Marc Riddell wrote:
on 2/19/07 4:50 PM, Jossi Fresco at jossifresco@mac.com wrote:
I speak of a culture that has produced the most amazing results in the history of on-line collaboration.
Is the same culture that began WP the same one in place today?
I just crossed my four-year anniversary, and while I can't speak to the beginning, the culture hasn't really changed much in my time here. The biggest change for me is the larger scale; once upon a time I "knew" most of the admins and active editors, in the sense that I had read their work and had some sense of who they were. Now I can see a mention of somebody, wonder "who is that?", and see a history of 20K+ edits in areas I didn't even know existed. So I think the culture could change simply by different groups, unaware of each other, devolving into disparate subcultures.
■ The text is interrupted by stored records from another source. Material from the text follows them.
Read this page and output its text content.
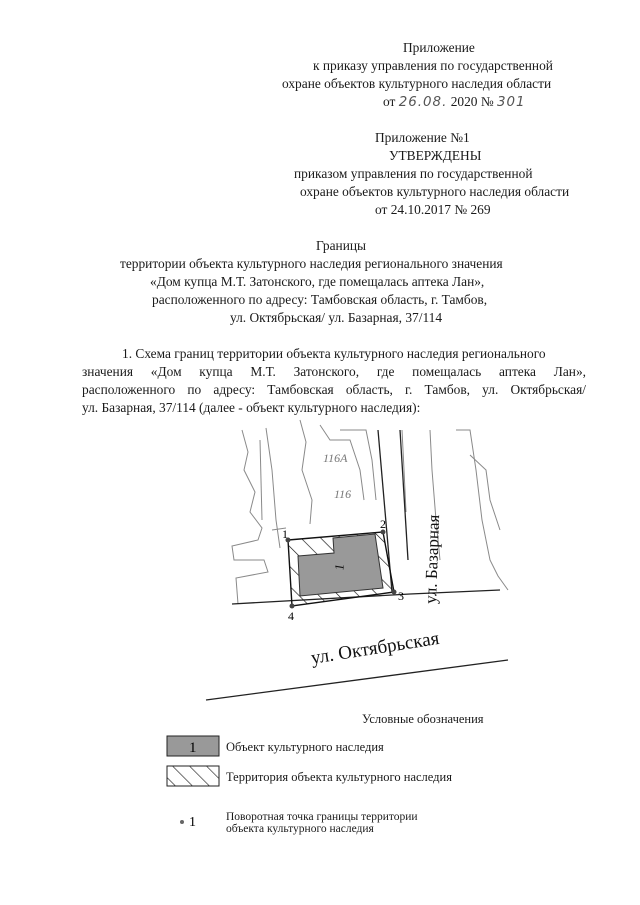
Приложение
к приказу управления по государственной
охране объектов культурного наследия области
от 26.08. 2020 № 301
Приложение №1
УТВЕРЖДЕНЫ
приказом управления по государственной
охране объектов культурного наследия области
от 24.10.2017 № 269
Границы
территории объекта культурного наследия регионального значения
«Дом купца М.Т. Затонского, где помещалась аптека Лан»,
расположенного по адресу: Тамбовская область, г. Тамбов,
ул. Октябрьская/ ул. Базарная, 37/114
1. Схема границ территории объекта культурного наследия регионального
значения «Дом купца М.Т. Затонского, где помещалась аптека Лан»,
расположенного по адресу: Тамбовская область, г. Тамбов, ул. Октябрьская/
ул. Базарная, 37/114 (далее - объект культурного наследия):
116А
116
1
1
2
3
4
ул. Октябрьская
ул. Базарная
1
1
Условные обозначения
Объект культурного наследия
Территория объекта культурного наследия
Поворотная точка границы территории
объекта культурного наследия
The webcomics thing is a case in point. From my "old-school" POV :-) , I tend to regard webcomics as intrinsically non-notable, and yet there is another part of the WP community that is intensely focussed on writing about webcomics, defining inclusion criteria, etc. On the flip side, though, when I look at how they actually go about their work, it seems very much like things we did on the early days of the ships project, back in 2003. So I think that as long as we have some ongoing cross-pollination between different specializations, that we can keep things from splintering too much.